Objective: The purpose of this article is to evaluate the value of gadoxetic acid-enhanced hepatobiliary phase imaging and high-b-value diffusion-weighted imaging (DWI) for distinguishing well-differentiated hepatocellular carcinomas (HCCs) from benign hepatocellular nodules in patients with chronic liver disease using 3-T MRI.
Materials and methods: Forty-five patients with 46 well-differentiated HCCs (mean, 2.3 cm) and 21 patients with 24 benign hepatocellular nodules (five large regenerative nodules and 19 dysplastic nodules; mean, 1.8 cm) were included in this study. Diagnosis of well-differentiated HCCs and benign hepatocellular nodules was made histopathologically by percutaneous biopsy (n = 12 and n = 11, respectively) or surgical resection (n = 34 and n = 13, respectively). Gadoxetic acid-enhanced MRI was performed for all patients, and DWI (b values of 0 and 800 s/mm(2)) was performed for 31 well-differentiated HCCs and 11 benign hepatocellular nodules. Two radiologists performed a consensus review of the MRI scans for signal intensity compared with that of the surrounding liver parenchyma on hepatobiliary phase images and DWI (b value, 800 s/mm(2)) for qualitative analysis. The contrast-to-noise ratio (CNR) and relative contrast enhancement of lesions on hepatobiliary phase images and the apparent diffusion coefficient (ADC) values were assessed for quantitative analysis.

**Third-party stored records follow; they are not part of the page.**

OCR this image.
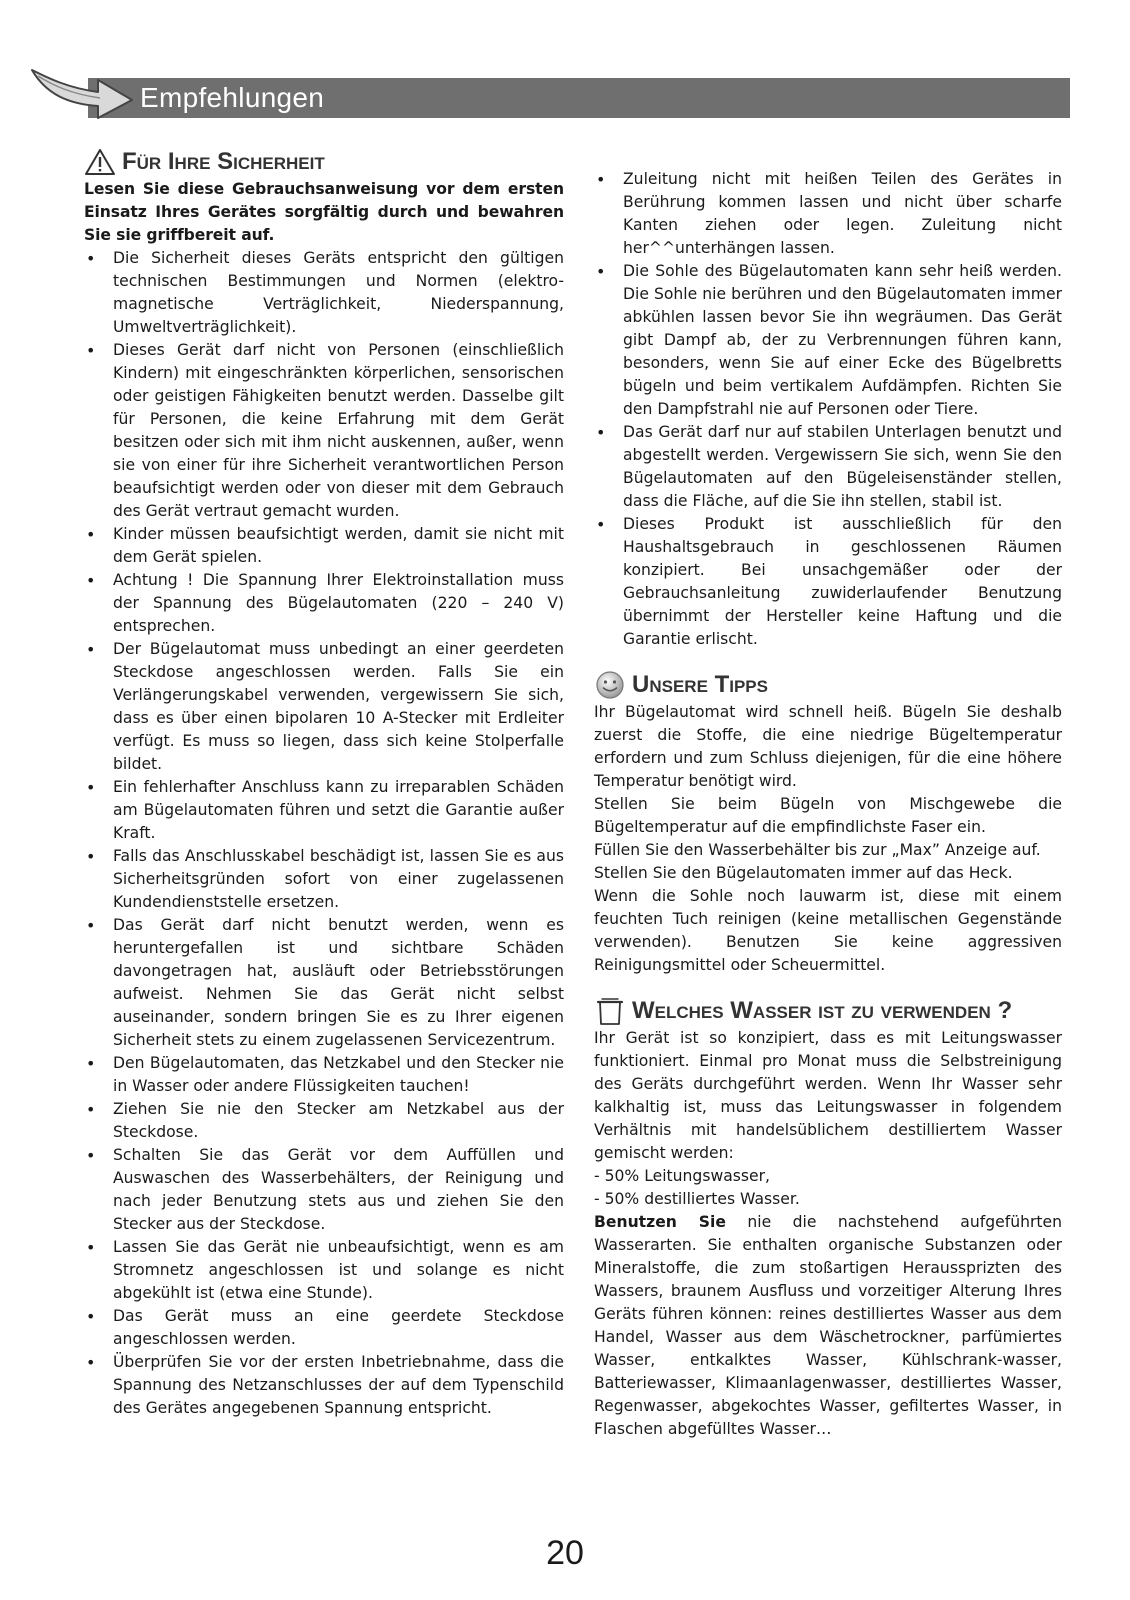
Empfehlungen
Für Ihre Sicherheit

Lesen Sie diese Gebrauchsanweisung vor dem ersten Einsatz Ihres Gerätes sorgfältig durch und bewahren Sie sie griffbereit auf.

• Die Sicherheit dieses Geräts entspricht den gültigen technischen Bestimmungen und Normen (elektro-magnetische Verträglichkeit, Niederspannung, Umweltverträglichkeit).
• Dieses Gerät darf nicht von Personen (einschließlich Kindern) mit eingeschränkten körperlichen, sensorischen oder geistigen Fähigkeiten benutzt werden. Dasselbe gilt für Personen, die keine Erfahrung mit dem Gerät besitzen oder sich mit ihm nicht auskennen, außer, wenn sie von einer für ihre Sicherheit verantwortlichen Person beaufsichtigt werden oder von dieser mit dem Gebrauch des Gerät vertraut gemacht wurden.
• Kinder müssen beaufsichtigt werden, damit sie nicht mit dem Gerät spielen.
• Achtung ! Die Spannung Ihrer Elektroinstallation muss der Spannung des Bügelautomaten (220 – 240 V) entsprechen.
• Der Bügelautomat muss unbedingt an einer geerdeten Steckdose angeschlossen werden. Falls Sie ein Verlängerungskabel verwenden, vergewissern Sie sich, dass es über einen bipolaren 10 A-Stecker mit Erdleiter verfügt. Es muss so liegen, dass sich keine Stolperfalle bildet.
• Ein fehlerhafter Anschluss kann zu irreparablen Schäden am Bügelautomaten führen und setzt die Garantie außer Kraft.
• Falls das Anschlusskabel beschädigt ist, lassen Sie es aus Sicherheitsgründen sofort von einer zugelassenen Kundendienststelle ersetzen.
• Das Gerät darf nicht benutzt werden, wenn es heruntergefallen ist und sichtbare Schäden davongetragen hat, ausläuft oder Betriebsstörungen aufweist. Nehmen Sie das Gerät nicht selbst auseinander, sondern bringen Sie es zu Ihrer eigenen Sicherheit stets zu einem zugelassenen Servicezentrum.
• Den Bügelautomaten, das Netzkabel und den Stecker nie in Wasser oder andere Flüssigkeiten tauchen!
• Ziehen Sie nie den Stecker am Netzkabel aus der Steckdose.
• Schalten Sie das Gerät vor dem Auffüllen und Auswaschen des Wasserbehälters, der Reinigung und nach jeder Benutzung stets aus und ziehen Sie den Stecker aus der Steckdose.
• Lassen Sie das Gerät nie unbeaufsichtigt, wenn es am Stromnetz angeschlossen ist und solange es nicht abgekühlt ist (etwa eine Stunde).
• Das Gerät muss an eine geerdete Steckdose angeschlossen werden.
• Überprüfen Sie vor der ersten Inbetriebnahme, dass die Spannung des Netzanschlusses der auf dem Typenschild des Gerätes angegebenen Spannung entspricht.
• Zuleitung nicht mit heißen Teilen des Gerätes in Berührung kommen lassen und nicht über scharfe Kanten ziehen oder legen. Zuleitung nicht her^^unterhängen lassen.
• Die Sohle des Bügelautomaten kann sehr heiß werden. Die Sohle nie berühren und den Bügelautomaten immer abkühlen lassen bevor Sie ihn wegräumen. Das Gerät gibt Dampf ab, der zu Verbrennungen führen kann, besonders, wenn Sie auf einer Ecke des Bügelbretts bügeln und beim vertikalem Aufdämpfen. Richten Sie den Dampfstrahl nie auf Personen oder Tiere.
• Das Gerät darf nur auf stabilen Unterlagen benutzt und abgestellt werden. Vergewissern Sie sich, wenn Sie den Bügelautomaten auf den Bügeleisenständer stellen, dass die Fläche, auf die Sie ihn stellen, stabil ist.
• Dieses Produkt ist ausschließlich für den Haushaltsgebrauch in geschlossenen Räumen konzipiert. Bei unsachgemäßer oder der Gebrauchsanleitung zuwiderlaufender Benutzung übernimmt der Hersteller keine Haftung und die Garantie erlischt.
Unsere Tipps

Ihr Bügelautomat wird schnell heiß. Bügeln Sie deshalb zuerst die Stoffe, die eine niedrige Bügeltemperatur erfordern und zum Schluss diejenigen, für die eine höhere Temperatur benötigt wird.

Stellen Sie beim Bügeln von Mischgewebe die Bügeltemperatur auf die empfindlichste Faser ein.

Füllen Sie den Wasserbehälter bis zur „Max” Anzeige auf.

Stellen Sie den Bügelautomaten immer auf das Heck.

Wenn die Sohle noch lauwarm ist, diese mit einem feuchten Tuch reinigen (keine metallischen Gegenstände verwenden). Benutzen Sie keine aggressiven Reinigungsmittel oder Scheuermittel.

Welches Wasser ist zu verwenden ?

Ihr Gerät ist so konzipiert, dass es mit Leitungswasser funktioniert. Einmal pro Monat muss die Selbstreinigung des Geräts durchgeführt werden. Wenn Ihr Wasser sehr kalkhaltig ist, muss das Leitungswasser in folgendem Verhältnis mit handelsüblichem destilliertem Wasser gemischt werden:

- 50% Leitungswasser,

- 50% destilliertes Wasser.

Benutzen Sie nie die nachstehend aufgeführten Wasserarten. Sie enthalten organische Substanzen oder Mineralstoffe, die zum stoßartigen Heraussprizten des Wassers, braunem Ausfluss und vorzeitiger Alterung Ihres Geräts führen können: reines destilliertes Wasser aus dem Handel, Wasser aus dem Wäschetrockner, parfümiertes Wasser, entkalktes Wasser, Kühlschrank-wasser, Batteriewasser, Klimaanlagenwasser, destilliertes Wasser, Regenwasser, abgekochtes Wasser, gefiltertes Wasser, in Flaschen abgefülltes Wasser…

20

Results: In the qualitative analysis, 39 well-differentiated HCCs (85%) and 14 benign hepatocellular nodules (58%) were hypointense on hepatobiliary phase images, and seven well-differentiated HCCs (15%) and 10 benign hepatocellular nodules (42%) were iso- or hyperintense (p = 0.04). Twenty-five well-differentiated HCCs (81%) and three benign hepatocellular nodules (27%) were hyperintense on DWI, with b value of 800 s/mm(2), and six well-differentiated HCCs (19%) and eight benign hepatocellular nodules (73%) were iso- or hypointense (p = 0.01). When lesion hypointensity on hepatobiliary phase images or hyperintensity on DWI were considered signs of HCC in cirrhotic liver, our results yielded sensitivities of 85% and 81% and specificities of 42% and 73%, respectively. In the quantitative analysis, the mean (± SD) relative contrast enhancement ratio of the well-differentiated HCCs (0.76 ± 2.30) was significantly higher than that of benign hepatocellular nodules (0.25 ± 0.97) (p = 0.02). The lesion-to-liver CNRs and the mean ADC values were not significantly different between the two groups (p > 0.05).
Conclusion: Hypointensity on gadoxetic acid-enhanced hepatobiliary phase images and hyperintensity on high-b-value DWI to surrounding liver parenchyma suggest well-differentiated HCCs rather than benign hepatocellular nodules in chronic liver disease.